A Century of Getting It Wrong (and Then Right)
The decades that followed brought a succession of new methods, each attempting to solve the same fundamental challenge: caffeine and flavour compounds are both soluble. Remove one and you risk stripping the other.
The Swiss Water Process, commercialised in the 1980s, removed solvents entirely – using only water and activated charcoal. A milestone in safety, but critics argued it left coffees flat and hollow. Supercritical CO2 decaffeination came closer to preserving flavour integrity, but required equipment so expensive and complex it remained out of reach for most of the industry.

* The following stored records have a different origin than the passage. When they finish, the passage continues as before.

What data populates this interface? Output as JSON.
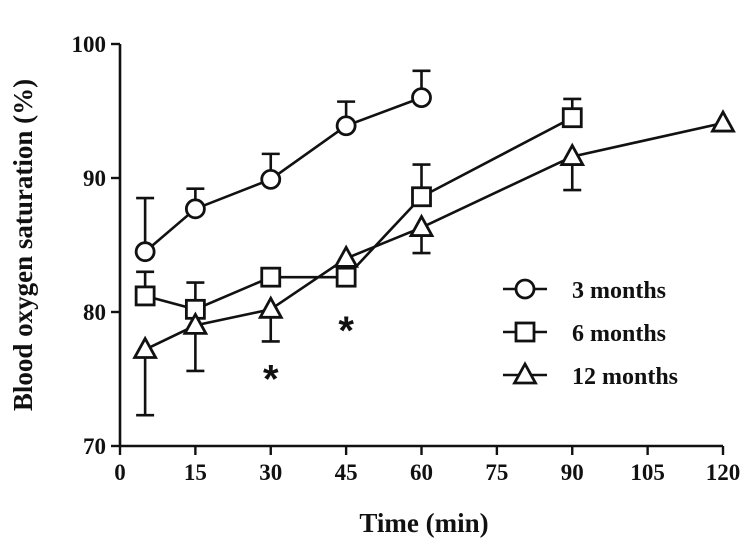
{
  "chart_data": {
    "type": "line",
    "xlabel": "Time (min)",
    "ylabel": "Blood oxygen saturation  (%)",
    "xlim": [
      0,
      120
    ],
    "ylim": [
      70,
      100
    ],
    "x_ticks": [
      0,
      15,
      30,
      45,
      60,
      75,
      90,
      105,
      120
    ],
    "y_ticks": [
      70,
      80,
      90,
      100
    ],
    "grid": false,
    "legend_position": "right",
    "series": [
      {
        "name": "3 months",
        "marker": "circle",
        "x": [
          5,
          15,
          30,
          45,
          60
        ],
        "y": [
          84.5,
          87.7,
          89.9,
          93.9,
          96.0
        ],
        "err_upper": [
          4.0,
          1.5,
          1.9,
          1.8,
          2.0
        ],
        "err_lower": [
          0.0,
          0.0,
          0.0,
          0.0,
          0.0
        ]
      },
      {
        "name": "6 months",
        "marker": "square",
        "x": [
          5,
          15,
          30,
          45,
          60,
          90
        ],
        "y": [
          81.2,
          80.2,
          82.6,
          82.6,
          88.6,
          94.5
        ],
        "err_upper": [
          1.8,
          2.0,
          0.0,
          0.0,
          2.4,
          1.4
        ],
        "err_lower": [
          0.0,
          0.0,
          0.0,
          0.0,
          0.0,
          0.0
        ]
      },
      {
        "name": "12 months",
        "marker": "triangle",
        "x": [
          5,
          15,
          30,
          45,
          60,
          90,
          120
        ],
        "y": [
          77.2,
          79.0,
          80.2,
          84.0,
          86.3,
          91.6,
          94.1
        ],
        "err_upper": [
          0.0,
          0.0,
          0.0,
          0.0,
          0.0,
          0.0,
          0.0
        ],
        "err_lower": [
          4.9,
          3.4,
          2.4,
          0.0,
          1.9,
          2.5,
          0.0
        ]
      }
    ],
    "annotations": [
      {
        "text": "*",
        "x": 45,
        "y": 79.4
      },
      {
        "text": "*",
        "x": 30,
        "y": 75.8
      }
    ]
  }
}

For most of the twentieth century, decaf remained what most people assumed it to be: the lesser option. Then came the sugarcane process – and with it, a genuine shift in what decaf could be.
Mountain Spring Water and Sugarcane: A Better Way
ONA Coffee’s decaf blend, Unwind, is naturally decaffeinated in Colombia using mountain spring water and naturally derived ethyl acetate from sugarcane. This combination – the Water-Natural Ethyl Acetate method – is today considered one of the most flavour-preserving approaches available, and it’s easy to understand why once you know how it works.
Ethyl acetate is not a foreign compound. It is already naturally present in coffee, in fruits, and in vegetables – a ripe banana contains roughly twenty times more of it than a green coffee bean processed this way. The spring water gently opens the bean’s cellular structure; the ethyl acetate selectively bonds with the caffeine and draws it out. No excessive heat, no aggressive pressure.
The process is repeated until at least 97% of the caffeine has been removed, with no more than 0.1% remaining. Once roasted beyond 70°C, any residual traces evaporate completely.
What’s left is the structure of the bean – intact, and with it, the flavour.
Quality First, Then Decaffeination
No process can manufacture quality that wasn’t there to begin with. ONA sources Unwind through Project Origin, whose relationships across Colombia’s Huila, Cauca, and Nariño regions run deep.
Coffees are selected only if they cup between 84 and 85 points – placing them firmly in the specialty tier before decaffeination even begins. Grown at altitude by small producers, carefully washed and dried over five to ten days, these are beans worth preserving.
Unwind delivers the sweetness, depth, and comfort of a well-made coffee – with notes of rich chocolate and caramel, bright citrus peel, and a smooth, balanced finish. Enjoyed black or with milk, any time of day.
That’s the point. Unwind isn’t designed to remind you it’s decaf. The ritual, the flavour, the warmth: it’s all still there.